And are Crimson College Law students REALLY all that? I gotta wonder.

I read an interesting law review article for my Famous Minority Professor class (I gotta hand it to her, she at least knows my name) that postulated that one of the reasons why so many Crimson law students end up in corporate law is that the firms want us, and we know it. After a first year of anonymity, blind-grading, single-test-focused measurement of performance, large classes, and (some) ridiculous corner-of-the-eye competitiveness (there's guy in my section who won't share an A answer from last year's test with even his closest friends), the ego-stroking and arched-back purring that accompanies corporate recruitment is a balm to the weary second year's soul. They like us! They want us! Finally, some recognition that there are rewards to this alienating, de-personifying, boring-ass, straining-out-of-emotions-and-morals process!

It's an interesting thought. I get concerned, you know, about being drawn into an environment where the intellectual satisfaction justifies a disheartening lack of concern for social issues. (Oh, Famous Minority Professor! You and your critical legal studies ways have gotten to me!) I'm SO not an activist. And I know there are lots of ways to contribute to the betterment of the world, to the lives of other people: donations, for one. And it's easy to be too simplistic about this, because even the classic "villains" of white collar American society, corporations, provide jobs to people, make the wheels of this capitalist world go 'round, etc. There are all those arguments that capitalism and democracy skip alongside each other, hand in hand.

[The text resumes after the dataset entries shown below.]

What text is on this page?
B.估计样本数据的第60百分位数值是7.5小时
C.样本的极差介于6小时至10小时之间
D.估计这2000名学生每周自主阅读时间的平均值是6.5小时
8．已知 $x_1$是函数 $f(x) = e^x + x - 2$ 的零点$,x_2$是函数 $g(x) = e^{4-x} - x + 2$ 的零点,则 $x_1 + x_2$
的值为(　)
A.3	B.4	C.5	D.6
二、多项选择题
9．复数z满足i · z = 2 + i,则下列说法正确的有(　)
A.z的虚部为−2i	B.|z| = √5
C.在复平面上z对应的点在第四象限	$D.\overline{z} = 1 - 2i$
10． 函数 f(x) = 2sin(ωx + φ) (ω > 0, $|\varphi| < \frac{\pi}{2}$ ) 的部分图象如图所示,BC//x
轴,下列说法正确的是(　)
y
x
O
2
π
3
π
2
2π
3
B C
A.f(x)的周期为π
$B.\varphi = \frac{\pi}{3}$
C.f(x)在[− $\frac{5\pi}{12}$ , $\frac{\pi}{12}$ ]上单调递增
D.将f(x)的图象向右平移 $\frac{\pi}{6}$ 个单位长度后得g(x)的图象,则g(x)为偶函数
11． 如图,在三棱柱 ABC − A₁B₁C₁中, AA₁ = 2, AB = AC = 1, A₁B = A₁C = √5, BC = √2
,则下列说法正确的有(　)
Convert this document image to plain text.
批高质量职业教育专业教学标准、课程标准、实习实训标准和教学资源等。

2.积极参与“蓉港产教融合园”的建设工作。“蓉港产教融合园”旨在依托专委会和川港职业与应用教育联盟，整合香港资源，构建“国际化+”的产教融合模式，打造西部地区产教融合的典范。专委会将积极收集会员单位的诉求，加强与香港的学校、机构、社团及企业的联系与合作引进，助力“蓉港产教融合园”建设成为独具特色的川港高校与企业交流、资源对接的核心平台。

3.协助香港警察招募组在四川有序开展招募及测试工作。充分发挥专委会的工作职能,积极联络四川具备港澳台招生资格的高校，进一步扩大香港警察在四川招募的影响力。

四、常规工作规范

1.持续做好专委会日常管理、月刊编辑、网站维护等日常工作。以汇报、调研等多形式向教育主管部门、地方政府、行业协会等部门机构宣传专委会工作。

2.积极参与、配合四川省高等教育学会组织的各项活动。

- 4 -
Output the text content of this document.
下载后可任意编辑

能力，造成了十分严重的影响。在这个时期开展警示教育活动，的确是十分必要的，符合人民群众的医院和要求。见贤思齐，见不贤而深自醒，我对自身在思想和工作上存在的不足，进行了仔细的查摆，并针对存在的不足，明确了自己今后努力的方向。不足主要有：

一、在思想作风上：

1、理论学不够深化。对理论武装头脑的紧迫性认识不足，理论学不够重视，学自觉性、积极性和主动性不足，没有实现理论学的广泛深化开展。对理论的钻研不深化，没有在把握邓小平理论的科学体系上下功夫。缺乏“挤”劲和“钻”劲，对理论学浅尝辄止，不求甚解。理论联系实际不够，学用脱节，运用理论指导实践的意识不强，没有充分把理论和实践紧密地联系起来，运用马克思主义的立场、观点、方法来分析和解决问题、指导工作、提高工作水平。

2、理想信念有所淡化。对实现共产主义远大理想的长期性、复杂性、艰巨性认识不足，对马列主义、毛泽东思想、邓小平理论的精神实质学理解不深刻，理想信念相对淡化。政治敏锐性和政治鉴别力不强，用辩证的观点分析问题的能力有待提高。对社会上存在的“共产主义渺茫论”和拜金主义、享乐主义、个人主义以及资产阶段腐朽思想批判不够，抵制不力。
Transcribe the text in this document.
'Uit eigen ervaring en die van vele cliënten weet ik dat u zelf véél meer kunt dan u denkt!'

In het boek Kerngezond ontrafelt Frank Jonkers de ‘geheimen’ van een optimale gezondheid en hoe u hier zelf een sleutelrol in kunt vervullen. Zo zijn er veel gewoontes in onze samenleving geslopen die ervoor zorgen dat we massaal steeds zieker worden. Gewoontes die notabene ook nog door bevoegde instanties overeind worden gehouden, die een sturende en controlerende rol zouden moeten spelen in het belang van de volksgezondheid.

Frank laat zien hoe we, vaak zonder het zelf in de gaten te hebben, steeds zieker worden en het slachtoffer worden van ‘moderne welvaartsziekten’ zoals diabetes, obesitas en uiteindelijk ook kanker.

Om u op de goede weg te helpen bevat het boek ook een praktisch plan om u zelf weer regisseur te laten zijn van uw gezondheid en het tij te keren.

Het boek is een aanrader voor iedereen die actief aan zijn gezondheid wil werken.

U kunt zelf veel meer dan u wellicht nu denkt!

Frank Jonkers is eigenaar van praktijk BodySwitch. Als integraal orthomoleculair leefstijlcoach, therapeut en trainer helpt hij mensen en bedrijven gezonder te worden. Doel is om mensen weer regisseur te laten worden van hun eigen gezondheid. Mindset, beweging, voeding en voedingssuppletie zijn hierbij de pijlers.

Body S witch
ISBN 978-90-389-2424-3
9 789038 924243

Eh. I don't know about all that stuff. I just hope I do more good than harm in this world.

And now, it is time for me to go back to studying torts. I got a bad feeling about this test. Me and economic and philosophy don't get along too good. And I left too little time to study -- made the classic mistake of spending too much time on the first topic I studied (crim) AND approached this test the un-smart way: instead of looking at old tests first, I stupidly went through all my notes. ACK. Bluagh. Screwed!

(But I'm gonna get a six-figure salary job as long as I don't fail, so what does it matter?)